November 2013

An Ibizan Waterspout

November’s Cloud of the Month features the cloud feature known as a tuba. This finger of cloud forms within the rotating air below a Cumulonimbus storm cloud. When it reaches the ground it is known as a landspout or, if it has below a large-scale storm system, a tornado. When the surface below is water, as was the case for this one near the island of Ibiza, it is known as a waterspout. And it is these that are the likely explanation for unusual events dating back thousands of years.

The powerful updrafts within the core of a waterspout can suck up water from the surface into the storm cloud above. If a shoal of fish is swimming near the surface they too can be dragged up and carried some distance until the cloud releases its load and rains fish.

There have been many reports of fish falls over the centuries – as far back as the first century AD, when the Roman natural philosopher Pliney the Elder mentioned storms of fish and frogs.

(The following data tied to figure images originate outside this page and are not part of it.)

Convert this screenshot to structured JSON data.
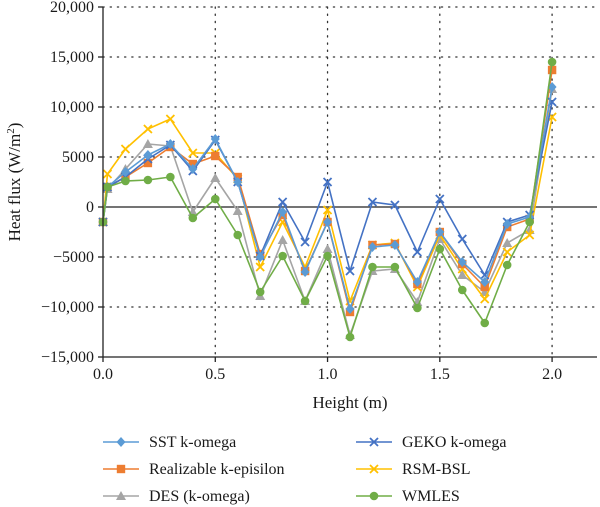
{
  "chart_data": {
    "type": "line",
    "xlabel": "Height (m)",
    "ylabel_main": "Heat flux (W/m",
    "ylabel_sup": "2",
    "ylabel_close": ")",
    "xlim": [
      0,
      2.2
    ],
    "ylim": [
      -15000,
      20000
    ],
    "xticks": [
      0,
      0.5,
      1.0,
      1.5,
      2.0
    ],
    "xtick_labels": [
      "0.0",
      "0.5",
      "1.0",
      "1.5",
      "2.0"
    ],
    "yticks": [
      -15000,
      -10000,
      -5000,
      0,
      5000,
      10000,
      15000,
      20000
    ],
    "ytick_labels": [
      "−15,000",
      "−10,000",
      "−5000",
      "0",
      "5000",
      "10,000",
      "15,000",
      "20,000"
    ],
    "grid": "dotted",
    "legend_position": "bottom",
    "x": [
      0,
      0.02,
      0.1,
      0.2,
      0.3,
      0.4,
      0.5,
      0.6,
      0.7,
      0.8,
      0.9,
      1.0,
      1.1,
      1.2,
      1.3,
      1.4,
      1.5,
      1.6,
      1.7,
      1.8,
      1.9,
      2.0
    ],
    "series": [
      {
        "name": "SST k-omega",
        "color": "#5b9bd5",
        "marker": "diamond",
        "values": [
          -1500,
          2000,
          3500,
          5200,
          6300,
          3800,
          6800,
          2500,
          -5000,
          -500,
          -6500,
          -1500,
          -10200,
          -4000,
          -3800,
          -7500,
          -2500,
          -5500,
          -7500,
          -1700,
          -1000,
          12000
        ]
      },
      {
        "name": "GEKO k-omega",
        "color": "#4472c4",
        "marker": "x",
        "values": [
          -1500,
          2000,
          3000,
          4800,
          6200,
          3600,
          6700,
          2500,
          -4900,
          500,
          -3500,
          2500,
          -6400,
          500,
          200,
          -4500,
          800,
          -3200,
          -6800,
          -1500,
          -800,
          10500
        ]
      },
      {
        "name": "Realizable k-episilon",
        "color": "#ed7d31",
        "marker": "square",
        "values": [
          -1500,
          2000,
          3000,
          4400,
          6000,
          4300,
          5100,
          3000,
          -4700,
          -800,
          -6400,
          -1500,
          -10500,
          -3800,
          -3700,
          -7700,
          -2500,
          -5700,
          -8000,
          -2000,
          -1200,
          13700
        ]
      },
      {
        "name": "RSM-BSL",
        "color": "#ffc000",
        "marker": "x",
        "values": [
          -1500,
          3300,
          5800,
          7800,
          8800,
          5400,
          5400,
          2800,
          -6000,
          -1500,
          -6000,
          -300,
          -9400,
          -3800,
          -3600,
          -8000,
          -2800,
          -6200,
          -9200,
          -4500,
          -2800,
          9000
        ]
      },
      {
        "name": "DES (k-omega)",
        "color": "#a5a5a5",
        "marker": "triangle",
        "values": [
          -1500,
          1800,
          3800,
          6300,
          6100,
          -500,
          2900,
          -400,
          -8900,
          -3300,
          -9400,
          -4200,
          -12800,
          -6400,
          -6200,
          -9500,
          -3200,
          -6800,
          -8500,
          -3600,
          -2300,
          11800
        ]
      },
      {
        "name": "WMLES",
        "color": "#70ad47",
        "marker": "circle",
        "values": [
          -1500,
          2000,
          2600,
          2700,
          3000,
          -1100,
          800,
          -2800,
          -8500,
          -4900,
          -9400,
          -4900,
          -13000,
          -6000,
          -6000,
          -10100,
          -4200,
          -8300,
          -11600,
          -5800,
          -1500,
          14500
        ]
      }
    ]
  }
}
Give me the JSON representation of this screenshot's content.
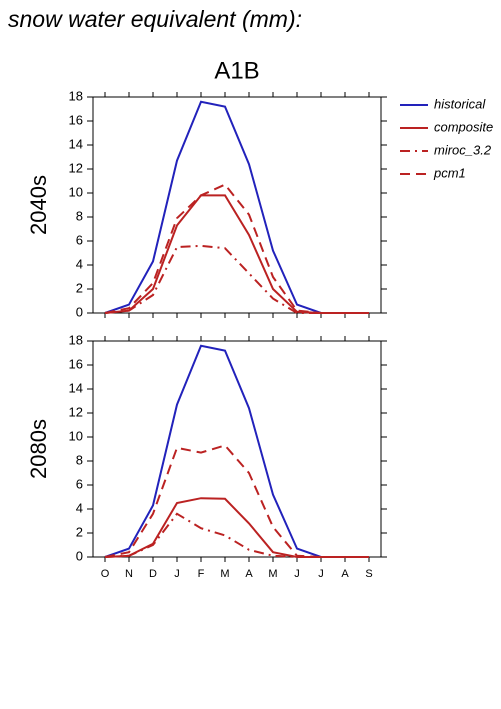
{
  "header": {
    "title": "snow water equivalent (mm):",
    "scenario": "A1B"
  },
  "chart_data": [
    {
      "type": "line",
      "ylabel": "2040s",
      "categories": [
        "O",
        "N",
        "D",
        "J",
        "F",
        "M",
        "A",
        "M",
        "J",
        "J",
        "A",
        "S"
      ],
      "ylim": [
        0,
        18
      ],
      "yticks": [
        0,
        2,
        4,
        6,
        8,
        10,
        12,
        14,
        16,
        18
      ],
      "legend": "outside-right",
      "series": [
        {
          "name": "historical",
          "color": "#2222bb",
          "dash": "solid",
          "values": [
            0,
            0.7,
            4.3,
            12.7,
            17.6,
            17.2,
            12.4,
            5.2,
            0.7,
            0,
            0,
            0
          ]
        },
        {
          "name": "composite",
          "color": "#bb2222",
          "dash": "solid",
          "values": [
            0,
            0.2,
            2.0,
            7.3,
            9.8,
            9.8,
            6.5,
            2.0,
            0.1,
            0,
            0,
            0
          ]
        },
        {
          "name": "miroc_3.2",
          "color": "#bb2222",
          "dash": "dashdot",
          "values": [
            0,
            0.2,
            1.5,
            5.5,
            5.6,
            5.4,
            3.3,
            1.2,
            0,
            0,
            0,
            0
          ]
        },
        {
          "name": "pcm1",
          "color": "#bb2222",
          "dash": "dashed",
          "values": [
            0,
            0.4,
            2.5,
            7.9,
            9.8,
            10.7,
            8.2,
            3.0,
            0.2,
            0,
            0,
            0
          ]
        }
      ]
    },
    {
      "type": "line",
      "ylabel": "2080s",
      "categories": [
        "O",
        "N",
        "D",
        "J",
        "F",
        "M",
        "A",
        "M",
        "J",
        "J",
        "A",
        "S"
      ],
      "ylim": [
        0,
        18
      ],
      "yticks": [
        0,
        2,
        4,
        6,
        8,
        10,
        12,
        14,
        16,
        18
      ],
      "series": [
        {
          "name": "historical",
          "color": "#2222bb",
          "dash": "solid",
          "values": [
            0,
            0.7,
            4.3,
            12.7,
            17.6,
            17.2,
            12.4,
            5.2,
            0.7,
            0,
            0,
            0
          ]
        },
        {
          "name": "composite",
          "color": "#bb2222",
          "dash": "solid",
          "values": [
            0,
            0.1,
            1.1,
            4.5,
            4.9,
            4.85,
            2.8,
            0.4,
            0,
            0,
            0,
            0
          ]
        },
        {
          "name": "miroc_3.2",
          "color": "#bb2222",
          "dash": "dashdot",
          "values": [
            0,
            0.1,
            1.0,
            3.6,
            2.4,
            1.8,
            0.6,
            0.1,
            0,
            0,
            0,
            0
          ]
        },
        {
          "name": "pcm1",
          "color": "#bb2222",
          "dash": "dashed",
          "values": [
            0,
            0.4,
            3.6,
            9.1,
            8.7,
            9.3,
            7.0,
            2.5,
            0.1,
            0,
            0,
            0
          ]
        }
      ]
    }
  ]
}
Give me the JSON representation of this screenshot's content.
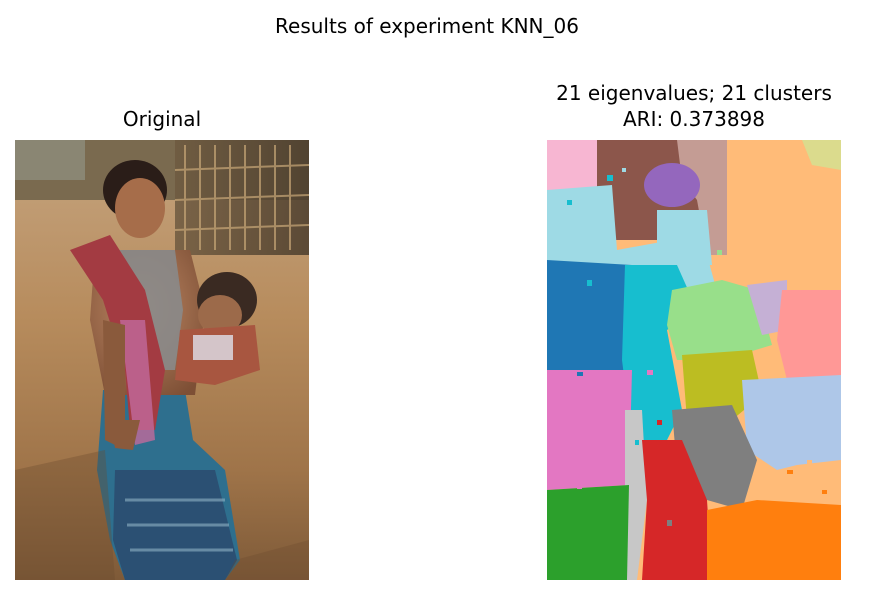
{
  "figure": {
    "suptitle": "Results of experiment KNN_06"
  },
  "panels": [
    {
      "id": "original",
      "title": "Original",
      "content": "photograph"
    },
    {
      "id": "clustering",
      "title_line1": "21 eigenvalues; 21 clusters",
      "title_line2": "ARI: 0.373898",
      "content": "segmentation"
    }
  ],
  "colors": {
    "background": "#ffffff",
    "text": "#000000",
    "palette": [
      "#1f77b4",
      "#ff7f0e",
      "#2ca02c",
      "#d62728",
      "#9467bd",
      "#8c564b",
      "#e377c2",
      "#7f7f7f",
      "#bcbd22",
      "#17becf",
      "#aec7e8",
      "#ffbb78",
      "#98df8a",
      "#ff9896",
      "#c5b0d5",
      "#c49c94",
      "#f7b6d2",
      "#c7c7c7",
      "#dbdb8d",
      "#9edae5"
    ]
  }
}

In 1864, a Quebec farmer found a frog inside a hailstone and in 1930 an 8-inch turtle fell during a storm over Mississippi.

Photograph © Brian Ludwig.

3 thoughts on “November 2013”

  1. Shakira says:

    Wow, is this really true? I think one of the CAS forum people once mentioned they had seen a fish-like shape in the clouds – this could be the reason why. Once again, goes to show how amazing clouds are

  2. Ellinor Henderson avatar Ellinor says:

    I’ve never seen a waterspout, but have been in a tornado. While I’d love to see a waterspout, once is enough for tornadoes, which are very loud and rain sticks and other debris all over the place. My house was not destroyed in the tornado I experienced, but up the street houses were IN the street! Nice photo!

  3. Susan Wiffill avatar susanwiffill says:

    Never realised these things existed,amazing.and did not know about the variations of clouds.Clouds are very magical ,not only do they look fabulous,but some of them do surprising things.